His lips crash into mine and devour me. My hands go under his shirt. We separate for a second to whip each other’s tops off at the same time, but then we’re attacking again. Our hands and mouths exploring heated skin.
“Fuck, Ruby. You don’t know how long I’ve waited for this.” Shut up, Knox. I should’ve added a no talking clause. I can negotiate further terms later. This isn’t about getting back together. It’s about hooking up. Eye on the prize, I undo my shorts and pull them and my panties down at the same time. “Shit. You’re beautiful.”
“Enough of the sweet words, Teller. Take your pants off.” He hesitates, so I help him. I quickly undo his belt and pants and shove them to his knees. No underwear. Some things never change. “Do you have protection?”
“Wallet,” he grunts out. I kneel down and reach around to his back pocket, which is now around his knees. Pull out a foil packet, rip it open and slide it over his deliciously large, already hard cock. I stand and remove my bra. We stare at each other for a minute. His body is just as perfect as I remember.
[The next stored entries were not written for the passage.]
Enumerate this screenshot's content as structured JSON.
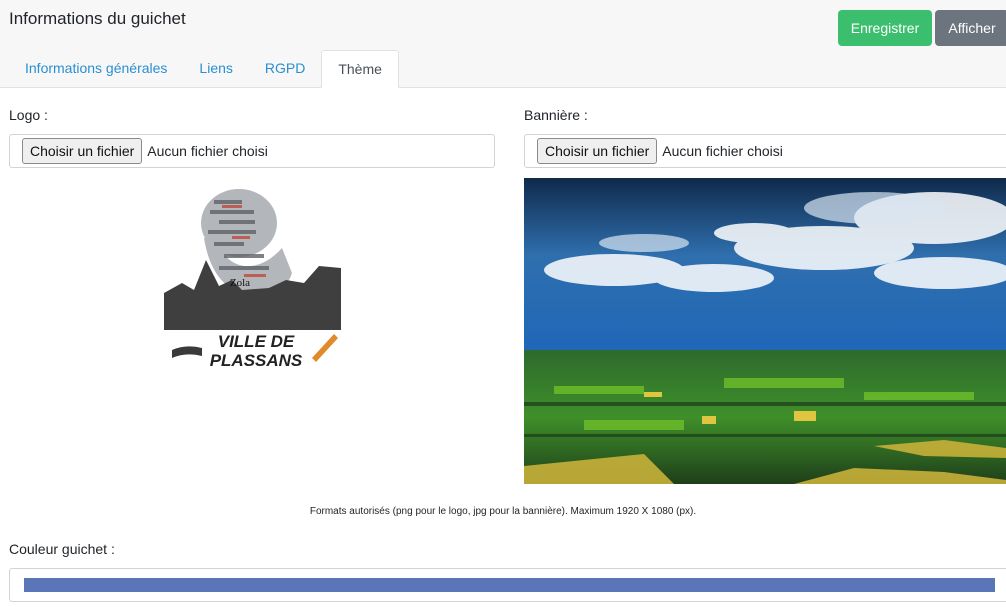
{
  "header": {
    "title": "Informations du guichet",
    "save_label": "Enregistrer",
    "show_label": "Afficher"
  },
  "tabs": [
    {
      "label": "Informations générales",
      "active": false
    },
    {
      "label": "Liens",
      "active": false
    },
    {
      "label": "RGPD",
      "active": false
    },
    {
      "label": "Thème",
      "active": true
    }
  ],
  "logo": {
    "label": "Logo :",
    "choose_button": "Choisir un fichier",
    "status": "Aucun fichier choisi",
    "image_text_line1": "VILLE DE",
    "image_text_line2": "PLASSANS",
    "image_text_name": "Zola"
  },
  "banner": {
    "label": "Bannière :",
    "choose_button": "Choisir un fichier",
    "status": "Aucun fichier choisi"
  },
  "formats_note": "Formats autorisés (png pour le logo, jpg pour la bannière). Maximum 1920 X 1080 (px).",
  "color": {
    "label": "Couleur guichet :",
    "value": "#5b76b8"
  },
  "colors": {
    "save_button": "#3bbf6f",
    "show_button": "#6c757d",
    "tab_link": "#2a8fd0"
  }
}
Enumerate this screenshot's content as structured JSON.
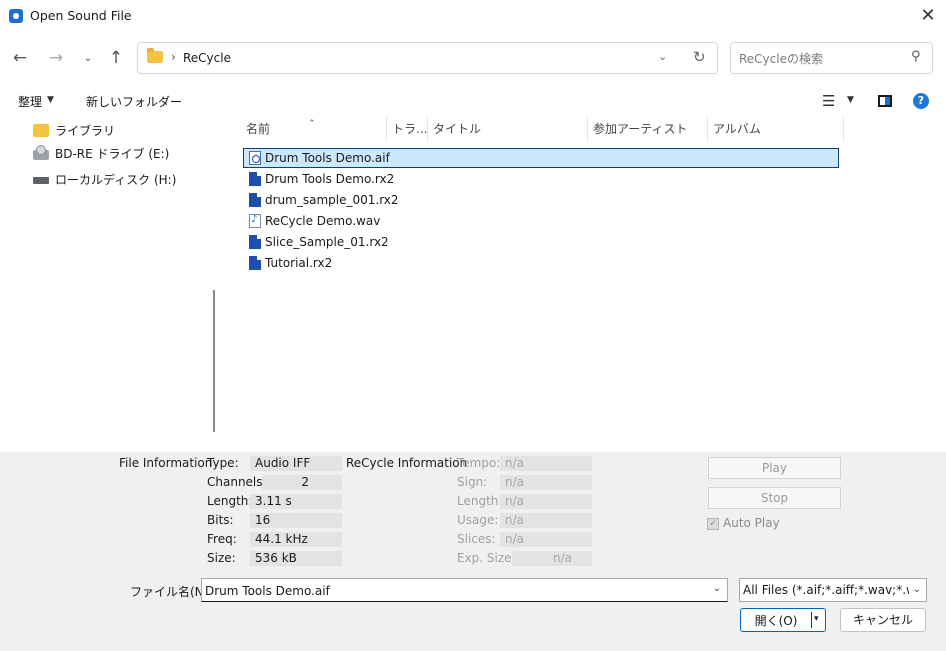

“How do you want it?” My mind is mush. How do I want it? My knees are already jelly; I’ll need something to lean on. I walk over to his desk and swipe my hand across it scattering papers everywhere (I’ve always wanted to do that). I put my palms down on the now clear desk and bend over in front of him. I can’t remember ever being this bold with anyone, but something about the way Knox looks at me, gives me confidence. He wants this as much as I do. I wait for what seems like forever. I look over my shoulder to see what’s taking so long; Knox is just staring at me. Eyes blazing, chest heaving, hand stroking an impressive package that reaches his belly button. God, he’s gorgeous, but I don’t want to stare at him all night; I want him inside me.
This isn’t going to last long. I’ve decided. Hard. Fast. Dirty. That’s how I want it. “You comin’, Teller?”
Then he smirks and flicks the lock on the door. “I will be in a minute. And I won’t be the only one.” Oh, he aint lyin’.